Today there is a New Confederacy, an insurgent political force that has captured the Republican Party and is taking up where the Old Confederacy left off in its efforts to bring down the federal government.

No shelling of a Union fort, no bloody battlefield clashes, no Good Friday assassination of a hated president — none of that nauseating, horrendous stuff. But the behavior is, nonetheless, malicious and appalling.

The New Confederacy, as churlish toward President Obama as the Old Confederacy was to Lincoln, has accomplished what its predecessor could not: It has shut down the federal government, and without even firing a weapon or taking 620,000 lives, as did the Old Confederacy’s instigated Civil War.

Not stopping there, however, the New Confederacy aims to destroy the full faith and credit of the United States, setting off economic calamity at home and abroad — all in the name of “fiscal sanity.”

Its members are as extreme as their ideological forebears. It matters not to them, as it didn’t to the Old Confederacy, whether they ultimately go down in flames. So what? For the moment, they are getting what they want: a federal government in the ditch, restrained from seeking to create a more humane society that extends justice for all.

The ghosts of the Old Confederacy have to be envious.

There’s more, and it’s good stuff. What’s notable about King’s column is not so much the argument, but the venue in which the argument is being made. Usually the opinion pages of the Washington Post are far more decorous about expressing such ideas — or at least, that’s how it seems to me. But King doesn’t hold back.

For years, however, liberal bloggers and political writers have not been shy about pointing out the strong parallels between the Confederacy and the modern-day G.O.P. Historians and political scientists have noted the deep continuities as well.

For example, here is a new political science paper, as yet unpublished, about the political legacy of American slavery.
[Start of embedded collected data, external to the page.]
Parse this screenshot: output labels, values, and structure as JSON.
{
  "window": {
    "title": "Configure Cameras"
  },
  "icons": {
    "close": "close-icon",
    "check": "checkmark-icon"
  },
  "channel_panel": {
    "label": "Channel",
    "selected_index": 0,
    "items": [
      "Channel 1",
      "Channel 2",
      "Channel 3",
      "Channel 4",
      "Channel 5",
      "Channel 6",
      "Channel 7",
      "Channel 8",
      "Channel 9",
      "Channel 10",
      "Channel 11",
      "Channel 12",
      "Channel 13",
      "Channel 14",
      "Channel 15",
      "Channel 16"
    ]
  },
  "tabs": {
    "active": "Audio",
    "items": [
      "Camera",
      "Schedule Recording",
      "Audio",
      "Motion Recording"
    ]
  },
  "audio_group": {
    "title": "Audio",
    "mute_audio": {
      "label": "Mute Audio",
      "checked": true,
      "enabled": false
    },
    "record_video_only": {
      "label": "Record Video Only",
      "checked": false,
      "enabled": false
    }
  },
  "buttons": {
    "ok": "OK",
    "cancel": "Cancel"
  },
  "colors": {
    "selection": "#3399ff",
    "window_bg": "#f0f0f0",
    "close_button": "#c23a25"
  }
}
This is the abstract:

We show that contemporary differences in political attitudes across counties in the American South trace their origins back to the influence of slavery’s prevalence more than 150 years ago. Whites who currently live in Southern counties that had high shares of slaves population in 1860 are less likely to identify as Democrat, more likely to oppose affirmative action policies, and more likely to express racial resentment toward blacks. These results are robust to accounting for a variety of attributes, including contemporary shares of black population, urban-rural differences, and Civil War destruction. Moreover, the results strengthen when we instrument for the prevalence of slavery using measures of the agricultural suitability to grow cotton. To explain our results, we offer a theory in which political and racial attitudes were shaped historically by the incentives of Southern whites to propagate racist institutions and norms in areas like the “Black Belt” that had high shares of recently emancipated slaves in the decades after 1865. We argue that these attitudes have, to some degree, been passed down locally from one generation to the next.

William Faulkner wrote, “The past is never dead. It’s not even past.” As a man of the South, he would know.